If you wish to install a particular version of a software package, just add the version to the package name as follows:
conda install bwa=0.7.17
It's also just as easy to remove a software package:
conda remove bwa
To search for a particular software package and available versions, use the Conda search command:
conda search bwa
To update a package to the latest compatible version, use the Conda update command:
conda update bwa
The Conda list command will show you all packages and respective versions already installed:
conda list
Note: Often conda packages aren't created by the original software developers, but rather some other helpful human trying to make your life easier. For this reason, you may sometimes (though rarely) encounter some issues with certain packages. If any software isn't running as it should, usually the easiest fix is to try installing a slightly different version of the package.
Managing software with Conda environments
Often different bioinformatics software will utilise the same dependencies, whether this be common bioinformatics tools such as bwa or common programming languages such as Python. However; different software may only work with certain versions of dependencies meaning you sometimes may need two separate versions of the one program installed at once.

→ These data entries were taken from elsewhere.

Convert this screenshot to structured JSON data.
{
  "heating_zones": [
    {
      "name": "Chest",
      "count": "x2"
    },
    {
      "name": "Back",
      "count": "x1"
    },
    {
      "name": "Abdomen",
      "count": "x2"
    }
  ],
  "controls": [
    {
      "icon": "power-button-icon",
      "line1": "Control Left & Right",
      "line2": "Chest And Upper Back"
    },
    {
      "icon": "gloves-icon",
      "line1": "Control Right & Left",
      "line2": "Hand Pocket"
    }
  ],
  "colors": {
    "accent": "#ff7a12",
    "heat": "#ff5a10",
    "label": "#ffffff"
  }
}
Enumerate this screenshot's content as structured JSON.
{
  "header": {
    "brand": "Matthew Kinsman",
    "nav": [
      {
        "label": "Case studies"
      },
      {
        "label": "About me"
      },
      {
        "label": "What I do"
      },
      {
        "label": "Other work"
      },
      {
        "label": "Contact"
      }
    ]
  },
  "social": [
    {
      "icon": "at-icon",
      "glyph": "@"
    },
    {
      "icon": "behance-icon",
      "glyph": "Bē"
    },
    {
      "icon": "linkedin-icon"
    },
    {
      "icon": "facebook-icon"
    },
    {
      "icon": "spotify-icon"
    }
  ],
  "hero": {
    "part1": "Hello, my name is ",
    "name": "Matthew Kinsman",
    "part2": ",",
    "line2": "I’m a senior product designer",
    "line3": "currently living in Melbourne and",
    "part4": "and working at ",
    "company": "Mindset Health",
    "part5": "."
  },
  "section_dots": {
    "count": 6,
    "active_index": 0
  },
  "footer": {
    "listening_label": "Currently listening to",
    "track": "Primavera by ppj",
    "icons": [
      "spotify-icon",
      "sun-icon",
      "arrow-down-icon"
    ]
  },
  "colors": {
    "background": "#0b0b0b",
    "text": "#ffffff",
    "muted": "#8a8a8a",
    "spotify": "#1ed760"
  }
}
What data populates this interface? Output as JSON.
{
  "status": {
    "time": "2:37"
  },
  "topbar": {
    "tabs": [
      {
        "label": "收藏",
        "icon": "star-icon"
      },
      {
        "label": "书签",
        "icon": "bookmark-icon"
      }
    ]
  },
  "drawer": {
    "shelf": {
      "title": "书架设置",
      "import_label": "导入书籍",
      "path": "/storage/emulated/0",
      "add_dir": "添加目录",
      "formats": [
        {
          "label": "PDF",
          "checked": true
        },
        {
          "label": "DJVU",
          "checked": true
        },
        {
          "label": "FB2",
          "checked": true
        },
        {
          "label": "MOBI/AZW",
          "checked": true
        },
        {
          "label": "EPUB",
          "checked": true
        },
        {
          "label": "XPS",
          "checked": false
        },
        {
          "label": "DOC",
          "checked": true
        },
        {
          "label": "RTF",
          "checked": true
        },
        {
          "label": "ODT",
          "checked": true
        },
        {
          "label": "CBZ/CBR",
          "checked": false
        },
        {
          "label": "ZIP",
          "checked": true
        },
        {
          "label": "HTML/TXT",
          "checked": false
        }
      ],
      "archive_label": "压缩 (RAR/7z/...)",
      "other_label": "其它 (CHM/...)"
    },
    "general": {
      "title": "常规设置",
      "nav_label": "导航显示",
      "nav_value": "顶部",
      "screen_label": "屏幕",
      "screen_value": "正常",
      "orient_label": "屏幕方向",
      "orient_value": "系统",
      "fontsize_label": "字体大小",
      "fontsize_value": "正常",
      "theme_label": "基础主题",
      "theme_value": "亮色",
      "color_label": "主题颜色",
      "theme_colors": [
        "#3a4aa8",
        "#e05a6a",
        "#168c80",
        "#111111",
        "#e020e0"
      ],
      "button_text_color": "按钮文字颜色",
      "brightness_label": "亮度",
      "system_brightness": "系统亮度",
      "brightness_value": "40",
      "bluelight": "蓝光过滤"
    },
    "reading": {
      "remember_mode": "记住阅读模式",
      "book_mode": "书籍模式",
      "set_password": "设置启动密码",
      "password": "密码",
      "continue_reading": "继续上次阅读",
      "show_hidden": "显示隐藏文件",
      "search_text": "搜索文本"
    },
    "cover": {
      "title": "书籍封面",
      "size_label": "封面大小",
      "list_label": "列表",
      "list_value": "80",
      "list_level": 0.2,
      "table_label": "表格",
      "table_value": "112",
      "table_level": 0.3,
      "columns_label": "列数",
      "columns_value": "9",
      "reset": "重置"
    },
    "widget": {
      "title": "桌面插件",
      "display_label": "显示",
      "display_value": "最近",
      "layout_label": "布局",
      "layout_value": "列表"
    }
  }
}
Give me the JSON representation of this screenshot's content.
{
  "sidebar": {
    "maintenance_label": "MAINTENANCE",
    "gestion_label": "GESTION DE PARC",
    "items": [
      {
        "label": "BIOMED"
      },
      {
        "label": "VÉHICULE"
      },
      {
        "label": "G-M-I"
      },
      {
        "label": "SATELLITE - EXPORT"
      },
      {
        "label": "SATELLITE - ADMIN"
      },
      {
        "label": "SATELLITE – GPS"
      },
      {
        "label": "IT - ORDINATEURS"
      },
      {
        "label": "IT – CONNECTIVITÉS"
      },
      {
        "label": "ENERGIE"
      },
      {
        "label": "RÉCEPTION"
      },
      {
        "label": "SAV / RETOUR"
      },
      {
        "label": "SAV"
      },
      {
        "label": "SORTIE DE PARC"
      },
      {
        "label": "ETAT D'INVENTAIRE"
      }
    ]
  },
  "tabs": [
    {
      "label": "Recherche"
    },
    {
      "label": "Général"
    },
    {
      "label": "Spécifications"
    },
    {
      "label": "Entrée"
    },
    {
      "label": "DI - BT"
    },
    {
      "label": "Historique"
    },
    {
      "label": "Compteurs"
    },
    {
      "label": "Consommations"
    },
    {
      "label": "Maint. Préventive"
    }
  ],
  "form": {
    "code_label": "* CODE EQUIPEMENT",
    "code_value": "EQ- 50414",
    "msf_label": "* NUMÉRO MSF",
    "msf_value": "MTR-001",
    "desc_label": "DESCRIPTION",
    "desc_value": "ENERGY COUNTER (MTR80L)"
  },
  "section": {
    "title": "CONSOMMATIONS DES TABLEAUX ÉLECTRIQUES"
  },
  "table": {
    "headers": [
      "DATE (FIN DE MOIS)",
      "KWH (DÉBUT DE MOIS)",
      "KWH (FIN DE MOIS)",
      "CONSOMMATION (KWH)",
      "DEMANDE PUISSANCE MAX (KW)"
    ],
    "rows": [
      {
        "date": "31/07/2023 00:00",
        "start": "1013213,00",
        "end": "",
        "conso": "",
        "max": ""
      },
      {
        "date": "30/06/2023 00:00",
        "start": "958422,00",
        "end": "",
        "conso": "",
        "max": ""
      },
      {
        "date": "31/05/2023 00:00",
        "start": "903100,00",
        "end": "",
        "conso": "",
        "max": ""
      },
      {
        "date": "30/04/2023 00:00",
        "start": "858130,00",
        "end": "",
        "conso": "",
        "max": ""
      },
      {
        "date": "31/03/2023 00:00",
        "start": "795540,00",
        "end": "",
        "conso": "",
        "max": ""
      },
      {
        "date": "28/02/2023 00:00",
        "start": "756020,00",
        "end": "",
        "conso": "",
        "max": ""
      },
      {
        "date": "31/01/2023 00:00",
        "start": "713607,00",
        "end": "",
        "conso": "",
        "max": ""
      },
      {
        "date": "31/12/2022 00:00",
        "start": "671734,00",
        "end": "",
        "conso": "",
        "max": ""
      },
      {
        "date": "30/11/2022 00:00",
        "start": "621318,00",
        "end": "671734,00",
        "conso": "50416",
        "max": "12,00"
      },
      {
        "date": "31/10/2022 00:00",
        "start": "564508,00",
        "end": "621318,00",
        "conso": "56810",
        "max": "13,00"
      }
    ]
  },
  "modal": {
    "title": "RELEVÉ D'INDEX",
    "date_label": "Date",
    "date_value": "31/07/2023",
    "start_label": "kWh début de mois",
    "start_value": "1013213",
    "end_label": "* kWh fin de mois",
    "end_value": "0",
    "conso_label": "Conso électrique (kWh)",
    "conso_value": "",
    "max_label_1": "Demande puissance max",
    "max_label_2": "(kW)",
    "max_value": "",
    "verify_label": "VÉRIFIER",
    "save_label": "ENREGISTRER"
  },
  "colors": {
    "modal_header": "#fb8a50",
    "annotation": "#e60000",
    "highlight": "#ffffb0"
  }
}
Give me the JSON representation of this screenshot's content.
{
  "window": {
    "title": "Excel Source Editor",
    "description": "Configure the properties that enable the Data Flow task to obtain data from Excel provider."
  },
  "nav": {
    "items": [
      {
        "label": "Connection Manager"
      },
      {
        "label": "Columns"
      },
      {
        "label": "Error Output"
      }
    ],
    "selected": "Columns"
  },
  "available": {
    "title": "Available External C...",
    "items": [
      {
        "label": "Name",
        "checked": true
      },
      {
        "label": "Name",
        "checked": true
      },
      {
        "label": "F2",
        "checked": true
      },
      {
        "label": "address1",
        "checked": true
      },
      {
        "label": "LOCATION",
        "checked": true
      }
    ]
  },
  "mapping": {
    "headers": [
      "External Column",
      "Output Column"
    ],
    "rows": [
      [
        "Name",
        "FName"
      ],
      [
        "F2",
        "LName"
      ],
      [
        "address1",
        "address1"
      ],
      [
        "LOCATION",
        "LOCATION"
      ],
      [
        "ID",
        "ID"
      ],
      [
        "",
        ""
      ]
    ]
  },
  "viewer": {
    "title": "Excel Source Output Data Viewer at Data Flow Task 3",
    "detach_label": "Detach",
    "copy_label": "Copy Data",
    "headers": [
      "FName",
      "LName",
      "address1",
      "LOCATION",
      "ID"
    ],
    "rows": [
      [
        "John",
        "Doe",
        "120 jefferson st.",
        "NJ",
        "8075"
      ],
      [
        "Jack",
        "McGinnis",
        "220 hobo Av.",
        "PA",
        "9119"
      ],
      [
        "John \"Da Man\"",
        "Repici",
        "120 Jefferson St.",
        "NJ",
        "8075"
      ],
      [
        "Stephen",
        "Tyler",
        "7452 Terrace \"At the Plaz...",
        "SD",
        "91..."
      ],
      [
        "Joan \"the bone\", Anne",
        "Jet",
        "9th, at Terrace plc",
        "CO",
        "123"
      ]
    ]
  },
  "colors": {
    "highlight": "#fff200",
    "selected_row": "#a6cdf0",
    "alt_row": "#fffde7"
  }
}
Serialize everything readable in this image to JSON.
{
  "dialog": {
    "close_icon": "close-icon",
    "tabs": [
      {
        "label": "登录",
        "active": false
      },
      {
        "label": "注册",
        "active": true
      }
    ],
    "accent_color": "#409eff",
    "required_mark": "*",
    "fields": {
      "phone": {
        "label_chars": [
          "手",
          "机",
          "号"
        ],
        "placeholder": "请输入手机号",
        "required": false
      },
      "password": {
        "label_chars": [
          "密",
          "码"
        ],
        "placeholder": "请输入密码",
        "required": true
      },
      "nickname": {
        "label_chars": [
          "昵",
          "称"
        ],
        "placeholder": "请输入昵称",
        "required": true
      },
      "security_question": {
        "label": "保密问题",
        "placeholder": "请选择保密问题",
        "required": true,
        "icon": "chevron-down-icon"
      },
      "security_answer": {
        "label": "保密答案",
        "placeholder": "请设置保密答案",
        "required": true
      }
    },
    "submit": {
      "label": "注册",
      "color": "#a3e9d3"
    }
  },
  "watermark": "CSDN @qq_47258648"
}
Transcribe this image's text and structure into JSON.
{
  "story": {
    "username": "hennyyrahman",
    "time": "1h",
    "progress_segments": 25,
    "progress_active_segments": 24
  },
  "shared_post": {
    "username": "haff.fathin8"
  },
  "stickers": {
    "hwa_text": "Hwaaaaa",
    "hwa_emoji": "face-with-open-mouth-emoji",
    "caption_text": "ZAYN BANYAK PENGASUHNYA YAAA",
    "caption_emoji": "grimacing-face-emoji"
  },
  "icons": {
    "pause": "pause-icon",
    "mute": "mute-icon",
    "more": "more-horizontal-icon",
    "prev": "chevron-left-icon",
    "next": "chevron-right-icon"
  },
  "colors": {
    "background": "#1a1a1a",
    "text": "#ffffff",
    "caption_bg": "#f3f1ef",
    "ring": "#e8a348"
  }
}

This problem can easily be overcome by creating separate Conda environments for each analysis. A Conda environment is basically a directory that contains a specific collection of Conda packages that are completely separate to those from your main installation directory.
You can easily create a new Conda environment called "myenvironment" using the following command:
conda create -n myenvironment
Depending on which version of Miniconda you installed, when you create a new environment it will automatically install either Python 2 or Python 3. If you want to specify a particular version of python for the environment, you can easily add this information to the create command:
conda create -n myenvironment python=2.7
Note: A number of helpful default packages are automatically installed when creating a new Conda environment. If you don't want to install these defualt packages you can add the
--no-default-packages
flag to your conda create command
Once you have created your environment you can then activate you environment so that you can install, manage and run any software within the environment using the same commands from the previous section:
conda activate myenvironment
conda install bwa
To deactivate your environment and go back to your standard Conda packages just run:
conda deactive
To list all available environments run:
conda env list
To remove an environment run:
conda env remove -n myenvironment
Note: If you need to activate a conda environment within a SLURM (or other scheduler) script when working with a cluster, you will need to add a couple of extra commands in order for the compute nodes to be able to find and work with your Conda environments:
export PATH=$PATH:/apps/miniconda3/bin
< Add the path to your miniconda3 bin directory so that the nodes can find Conda.eval "$(conda shell.bash hook)"
< Launch the base Conda environment.conda activate myenvironment
< Activate the required Conda environment.
And there you have it, everything you need to install and manage all of your bioinformatics software with just a few simple commands!